A single question at the register can change someone’s direction.
When a cashier asks if you would like to Round Up, it may sound small. A few cents. Less than a dollar. Easy to decline and easy to overlook.
But that decision to round up supports career training for job seekers in your local community.
Every purchase at Goodwill supports something bigger than a transaction. It supports job training, career services, and employment programs that help individuals with barriers to self-sufficiency achieve independence and dignity through work. Not charity, but a chance.
At checkout, you may be asked if you would like to “Round Up” your purchase.
Round Up allows you to increase your total to the nearest dollar. The difference supports Goodwill’s mission services across Massachusetts and helps create new lives through the power of work.
How Round Up Works
If your purchase totals $18.42, you can choose to round up to $19.00. That $0.58 stays local and supports Goodwill programs across Massachusetts.
There is no separate form and no extra step. The register displays the exact amount needed to round up to the next dollar, and customers may also choose to donate a different amount. It takes seconds at checkout.
Across more than 1.2 million customer transactions last year, those seconds added up. Small amounts, multiplied consistently, became measurable support for local programs.
What Your Change Supported
Round Up supports real programs serving real people.
In 2025:
- 4,071 individuals were served through Goodwill mission services
- 3,536 individuals accessed services through Goodwill Boston Career Center
- 265 individuals participated in job training programs
- 236 individuals engaged in Developmental Services and school-to-work programs
- 34 individuals found employment through AbilityOne, a federal program
These numbers represent individuals learning how to build a resume, prepare for interviews, develop workplace skills, and secure employment.
Round Up supports the stability and confidence that comes with having a job. It supports someone gaining skills, earning a paycheck, and moving toward independence.
This is what creating new lives means.
Why it Matters
A few cents does not seem significant on its own.
Across thousands of transactions, it becomes job training. It becomes career support. It becomes access to opportunity.
Goodwill operates 15 stores and 16 additional donation sites across Massachusetts. Every register interaction is an opportunity to extend the impact of a purchase beyond the sales floor.
In 2025, 89 cents of every dollar spent went directly to programs that helped individuals create new lives. That means when you choose to Round Up, your donated change supports programs that are focused on real workforce outcomes.
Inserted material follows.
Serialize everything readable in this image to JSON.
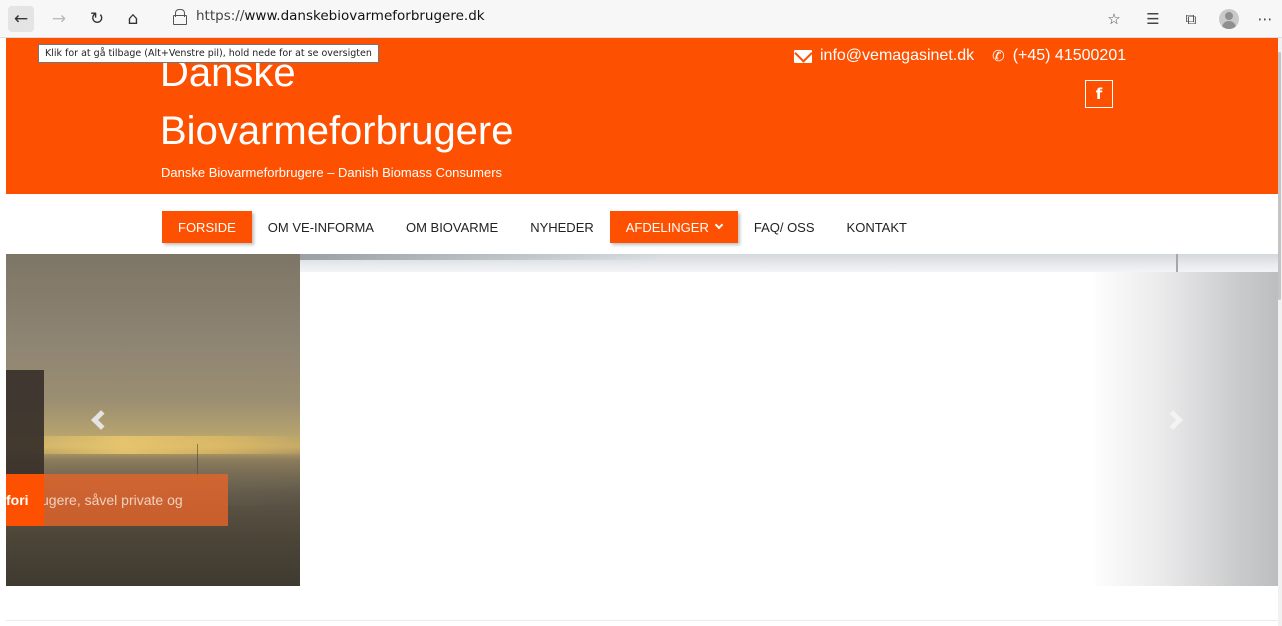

A Simple Choice with Local Impact
Round Up keeps support local and practical. It strengthens workforce programs at Goodwill’s training centers in Boston, Beverly, and Springfield, as well as communities across the state.
The next time you hear the question at checkout, you will know exactly what it means.
Your donated change supports career training.
Your donated change supports employment pathways.
Your donated change creates new lives.